Yo no soy un activista político. Soy un tipo que interviene en el debate público, soy eso que antes se le llamaba un “intelectual”. Pero cuando yo nací en la vida intelectual, el sustantivo “intelectual” estaba muy desprestigiado. Todavía hoy me cuesta trabajo considerarme un intelectual: me parece una palabra demasiado pomposa e importante para mí. Ahora bien, lo que sí soy es un ciudadano y un novelista. Además, un ciudadano que tiene el privilegio de escribir en El País, el periódico más leído en lengua española y cuyas opiniones, por tanto, son leídas y tienen determinados efectos. Estas dos figuras, la del ciudadano que interviene y la del novelista, conviven en mí pero son contradictorias.
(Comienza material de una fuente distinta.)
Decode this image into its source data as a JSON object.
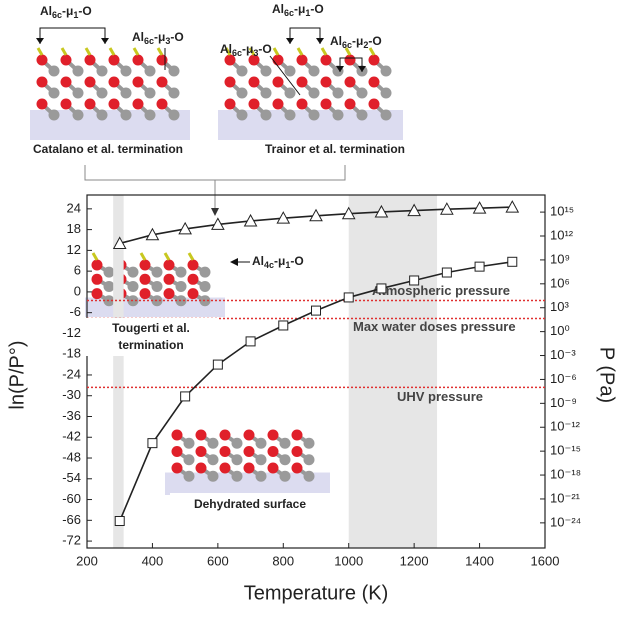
{
  "chart_data": {
    "type": "line",
    "x_label": "Temperature (K)",
    "y_label": "ln(P/P°)",
    "y2_label": "P (Pa)",
    "x": [
      300,
      400,
      500,
      600,
      700,
      800,
      900,
      1000,
      1100,
      1200,
      1300,
      1400,
      1500
    ],
    "series": [
      {
        "marker": "triangle",
        "color": "#222222",
        "values": [
          14,
          16.5,
          18.2,
          19.5,
          20.5,
          21.3,
          22,
          22.6,
          23.1,
          23.5,
          23.9,
          24.2,
          24.5
        ]
      },
      {
        "marker": "square",
        "color": "#222222",
        "values": [
          -66.2,
          -43.7,
          -30.2,
          -21,
          -14.3,
          -9.7,
          -5.4,
          -1.6,
          1,
          3.3,
          5.6,
          7.3,
          8.7
        ]
      }
    ],
    "xlim": [
      200,
      1600
    ],
    "xticks": [
      200,
      400,
      600,
      800,
      1000,
      1200,
      1400,
      1600
    ],
    "ylim": [
      -74,
      28
    ],
    "yticks": [
      24,
      18,
      12,
      6,
      0,
      -6,
      -12,
      -18,
      -24,
      -30,
      -36,
      -42,
      -48,
      -54,
      -60,
      -66,
      -72
    ],
    "y2_log": true,
    "y2lim": [
      7e-28,
      1.4e+17
    ],
    "y2ticks": [
      {
        "value": 1000000000000000.0,
        "label": "10¹⁵"
      },
      {
        "value": 1000000000000.0,
        "label": "10¹²"
      },
      {
        "value": 1000000000.0,
        "label": "10⁹"
      },
      {
        "value": 1000000.0,
        "label": "10⁶"
      },
      {
        "value": 1000.0,
        "label": "10³"
      },
      {
        "value": 1,
        "label": "10⁰"
      },
      {
        "value": 0.001,
        "label": "10⁻³"
      },
      {
        "value": 1e-06,
        "label": "10⁻⁶"
      },
      {
        "value": 1e-09,
        "label": "10⁻⁹"
      },
      {
        "value": 1e-12,
        "label": "10⁻¹²"
      },
      {
        "value": 1e-15,
        "label": "10⁻¹⁵"
      },
      {
        "value": 1e-18,
        "label": "10⁻¹⁸"
      },
      {
        "value": 1e-21,
        "label": "10⁻²¹"
      },
      {
        "value": 1e-24,
        "label": "10⁻²⁴"
      }
    ],
    "shaded_ranges": [
      [
        280,
        312
      ],
      [
        1000,
        1270
      ]
    ],
    "shade_color": "#e6e6e6",
    "reference_lines": [
      {
        "label": "Atmospheric pressure",
        "y": -2.5,
        "color": "#e03030"
      },
      {
        "label": "Max water doses pressure",
        "y": -7.7,
        "color": "#e03030"
      },
      {
        "label": "UHV pressure",
        "y": -27.6,
        "color": "#e03030"
      }
    ],
    "insets": [
      {
        "caption": "Catalano et al. termination",
        "labels": [
          [
            "Al",
            "6c",
            "-μ",
            "1",
            "-O"
          ],
          [
            "Al",
            "6c",
            "-μ",
            "3",
            "-O"
          ]
        ]
      },
      {
        "caption": "Trainor et al. termination",
        "labels": [
          [
            "Al",
            "6c",
            "-μ",
            "1",
            "-O"
          ],
          [
            "Al",
            "6c",
            "-μ",
            "3",
            "-O"
          ],
          [
            "Al",
            "6c",
            "-μ",
            "2",
            "-O"
          ]
        ]
      },
      {
        "caption": [
          "Tougerti et al.",
          "termination"
        ],
        "labels": [
          [
            "Al",
            "4c",
            "-μ",
            "1",
            "-O"
          ]
        ]
      },
      {
        "caption": "Dehydrated surface",
        "labels": []
      }
    ]
  }
}
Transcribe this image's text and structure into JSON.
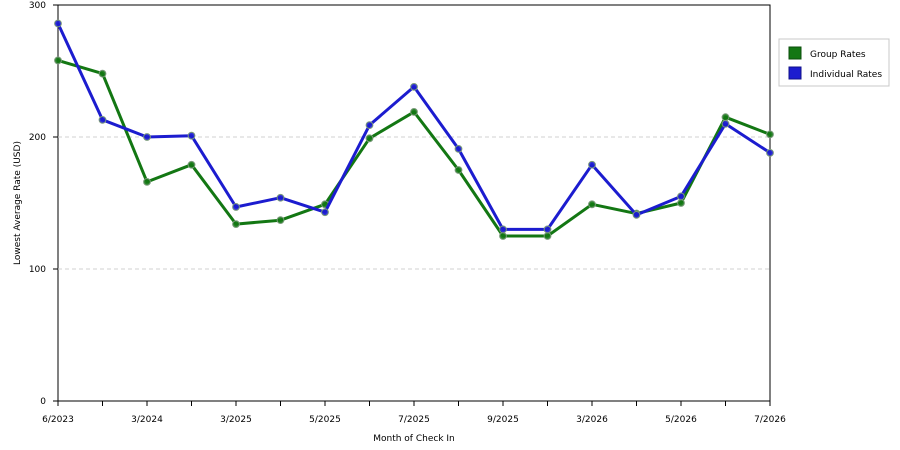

El novelista trabaja esencialmente con un instrumento que es la ironía, así creó la novela Cervantes. Don Quijote está loco y no está loco, Don Quijote es ridículo y heroico. Es el “rey de los hidalgos, señor de los tristes”, como dice Rubén Darío en un poema maravilloso. El novelista es contradicción, ambigüedad y paradoja; nunca dice ni sí ni no. No puede tomar partido, siempre debe de ser equidistante y ponerse en la piel de todos sus personajes, como hace Shakespeare: nadie sabe cuáles eran las opiniones de Shakespeare, porque él era todos sus personajes. Yo tengo que desaparecer como el dios de Flaubert que está en todas partes, pero no se le ve en ninguna. Yo no quiero que el lector sepa cuál es mi opinión leyendo mis libros. En cambio, el articulista sí debe responder francamente. Aunque el intelectual, el articulista, el ciudadano puede por supuesto trabajar con la ironía y los matices, tarde o temprano tiene que tomar partido, tiene que decir sí o no. Si te quedas en la zona de ambigüedad, en la zona de los tibios de Dante, te conviertes en cómplice de los verdugos, del crimen o de la injusticia.
Entonces, esos dos personajes son contradictorios pero deben estar permanentemente viviendo una batalla despiadada entre ambos en el interior. Ninguno de los dos debe vencer, porque si vence el ciudadano, las novelas del novelista se convierten en ilustraciones de sus ideas, en propaganda o pedagogía. Así deja de ser útil y deja de ser verdadera literatura. El novelista tampoco debe vencer al ciudadano, porque entonces el intelectual se queda en tierra de nadie y puede convertirse en un tibio. Esa batalla es buena, porque ambos se ponen en cuestión recíprocamente, mutuamente se retroalimentan y se vuelven más fuertes. El novelista debe cuestionar las certezas del ciudadano. Al menos creo que así funciona en mi caso.